During the sixteenth century, European economy tried to break the mediaeval
traditional structure to reach the capitalist mode of production. Craftspeople
experienced unemployment and socioeconomic disruption as a result of the loss of
the traditional textile centres. The number of weavers producing woollen textiles is
thought to have decreased by 1700 to just 10% of what it was a century ago. The last
ten years of the sixteenth century saw a decline in the Spanish shipbuilding sector.
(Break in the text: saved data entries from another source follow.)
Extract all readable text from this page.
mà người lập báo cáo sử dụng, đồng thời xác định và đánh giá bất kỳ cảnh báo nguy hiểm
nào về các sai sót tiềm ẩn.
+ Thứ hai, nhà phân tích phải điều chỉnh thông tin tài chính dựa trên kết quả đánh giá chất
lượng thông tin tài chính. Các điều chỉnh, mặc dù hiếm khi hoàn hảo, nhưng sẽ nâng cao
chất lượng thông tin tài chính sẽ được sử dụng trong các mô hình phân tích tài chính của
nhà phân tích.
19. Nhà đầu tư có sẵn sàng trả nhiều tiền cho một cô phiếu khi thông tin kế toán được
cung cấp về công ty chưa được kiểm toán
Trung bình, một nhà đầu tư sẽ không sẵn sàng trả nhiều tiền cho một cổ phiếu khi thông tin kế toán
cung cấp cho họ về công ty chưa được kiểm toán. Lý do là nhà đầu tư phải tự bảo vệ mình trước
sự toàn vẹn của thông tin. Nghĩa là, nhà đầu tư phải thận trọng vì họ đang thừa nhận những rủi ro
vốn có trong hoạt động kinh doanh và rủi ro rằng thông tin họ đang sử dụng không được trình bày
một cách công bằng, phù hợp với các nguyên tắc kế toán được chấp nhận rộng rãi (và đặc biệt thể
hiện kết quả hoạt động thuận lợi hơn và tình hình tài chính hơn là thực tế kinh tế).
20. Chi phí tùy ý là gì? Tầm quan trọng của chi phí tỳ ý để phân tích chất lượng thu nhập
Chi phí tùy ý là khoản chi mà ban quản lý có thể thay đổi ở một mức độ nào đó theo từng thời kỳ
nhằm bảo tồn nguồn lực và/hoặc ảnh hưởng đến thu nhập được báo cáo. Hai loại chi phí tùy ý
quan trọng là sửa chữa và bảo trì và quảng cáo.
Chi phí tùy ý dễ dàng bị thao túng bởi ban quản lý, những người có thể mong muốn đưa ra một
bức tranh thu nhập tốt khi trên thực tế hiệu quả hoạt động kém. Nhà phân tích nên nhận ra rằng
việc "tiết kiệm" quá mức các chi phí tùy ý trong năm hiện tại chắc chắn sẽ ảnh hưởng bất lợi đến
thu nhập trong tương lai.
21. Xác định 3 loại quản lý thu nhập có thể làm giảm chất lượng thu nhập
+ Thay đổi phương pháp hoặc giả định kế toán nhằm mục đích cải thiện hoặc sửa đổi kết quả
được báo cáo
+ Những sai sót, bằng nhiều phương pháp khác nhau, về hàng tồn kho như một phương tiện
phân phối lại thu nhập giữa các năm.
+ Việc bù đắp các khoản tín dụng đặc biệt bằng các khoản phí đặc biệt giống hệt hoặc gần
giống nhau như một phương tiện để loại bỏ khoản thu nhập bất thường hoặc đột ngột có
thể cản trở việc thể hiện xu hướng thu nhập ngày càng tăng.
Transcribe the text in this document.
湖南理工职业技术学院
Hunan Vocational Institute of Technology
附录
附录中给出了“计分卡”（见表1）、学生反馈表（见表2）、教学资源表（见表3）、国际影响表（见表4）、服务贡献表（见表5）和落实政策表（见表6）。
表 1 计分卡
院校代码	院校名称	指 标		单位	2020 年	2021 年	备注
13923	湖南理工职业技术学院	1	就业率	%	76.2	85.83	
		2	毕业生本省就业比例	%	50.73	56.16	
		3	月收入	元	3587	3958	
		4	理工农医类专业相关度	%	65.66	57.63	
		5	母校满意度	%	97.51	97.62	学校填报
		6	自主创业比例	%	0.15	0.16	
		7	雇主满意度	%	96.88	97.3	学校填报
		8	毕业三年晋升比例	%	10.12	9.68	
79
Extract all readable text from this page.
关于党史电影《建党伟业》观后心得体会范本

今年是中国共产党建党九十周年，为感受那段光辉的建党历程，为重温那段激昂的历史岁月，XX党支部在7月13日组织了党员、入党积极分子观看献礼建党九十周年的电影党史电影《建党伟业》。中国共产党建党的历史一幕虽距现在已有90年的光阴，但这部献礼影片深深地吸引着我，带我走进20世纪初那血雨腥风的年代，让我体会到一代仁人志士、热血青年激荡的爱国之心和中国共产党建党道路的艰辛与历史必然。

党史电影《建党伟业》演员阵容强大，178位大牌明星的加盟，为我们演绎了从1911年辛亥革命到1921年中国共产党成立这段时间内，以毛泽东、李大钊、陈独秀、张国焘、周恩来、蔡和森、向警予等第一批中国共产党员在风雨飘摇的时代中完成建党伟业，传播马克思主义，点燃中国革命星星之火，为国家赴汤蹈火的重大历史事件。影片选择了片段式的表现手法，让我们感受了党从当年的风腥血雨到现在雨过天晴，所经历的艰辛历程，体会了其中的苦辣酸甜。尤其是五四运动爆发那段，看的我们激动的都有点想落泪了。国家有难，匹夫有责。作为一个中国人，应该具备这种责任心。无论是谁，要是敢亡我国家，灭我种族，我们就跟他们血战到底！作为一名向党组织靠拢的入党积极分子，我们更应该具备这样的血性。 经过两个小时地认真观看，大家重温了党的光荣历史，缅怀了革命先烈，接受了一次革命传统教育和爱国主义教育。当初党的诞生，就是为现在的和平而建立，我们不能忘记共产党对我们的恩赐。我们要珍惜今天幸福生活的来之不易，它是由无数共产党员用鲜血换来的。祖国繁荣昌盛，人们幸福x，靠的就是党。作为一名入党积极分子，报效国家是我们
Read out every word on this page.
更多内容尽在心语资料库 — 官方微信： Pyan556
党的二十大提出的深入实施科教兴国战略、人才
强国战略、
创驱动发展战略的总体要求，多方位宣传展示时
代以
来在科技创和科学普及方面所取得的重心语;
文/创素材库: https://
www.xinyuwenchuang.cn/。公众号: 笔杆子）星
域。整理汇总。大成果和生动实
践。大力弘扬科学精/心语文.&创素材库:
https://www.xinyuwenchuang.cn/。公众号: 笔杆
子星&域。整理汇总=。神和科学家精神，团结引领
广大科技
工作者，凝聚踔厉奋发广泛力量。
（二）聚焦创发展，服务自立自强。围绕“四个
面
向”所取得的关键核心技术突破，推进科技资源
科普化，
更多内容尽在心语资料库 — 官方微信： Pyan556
The Dutch (Holland) shipping sector grew rapidly during this time and took the lead
in handling international cargo. Holland also became the hub of commercial
activities including banking, insurance and stock exchange. It was only in England
where the forces of capitalism could triumph and the old structure was destroyed and
a new economic order was created.
Climatic factors
The Annales writers offer a compelling perspective on the seventeenth-century crisis,
framing it as a 'subsistence' crisis arising from a convergence of various short and
long-term factors within the economic domain. This crisis encompassed elements
such as crop failure, grain prices, heavy taxation, epidemics, and climatic conditions,
alongside demographic and land tenure issues. The resulting peasant uprisings,
agrarian distress, reduced trade, and declining capital investments were exacerbated
by the era's limited technological advancements. Notably, interdisciplinary studies
involving historians, solar physicists, geologists, and meteorologists shed light on the
role of climatic factors, with astronomical observations contributing to identifying
non-human factors, such as the 'Little Ice Age.' Observations of phenomena like
sunspots and aurora borealis, alongside dendrochronological evidence, provided
insights into the impact of declining solar energy on atmospheric conditions,
agriculture, and water resources, collectively contributing to the general crisis of the
seventeenth century.
Conclusion
Europe's 17th-century crisis was a turbulent time characterised by social unrest,
economic instability, religious conflict, and governmental instability. This period was
marked by widespread hardship and transformation throughout the continent, from
the devastation of the Thirty Years' War to the difficulties presented by the Little Ice
Age. The extent of the crisis provides a wide range of fields like demography,
monetary, agrarian, economic and climatic factors which shaped the historical
passage of Europe in opposite directions. But from this chaos, resilience and change
were born, and they would influence the future generations of European history. The
crisis led to the forced adaptation of nations, the evolution of institutions, and the
emergence of new ideas that laid the foundation for the modern world. In the end,
the crisis of the 17th century serves as a reminder of how resilient human
civilizations are to hardship and their eternal potential for development and rebirth.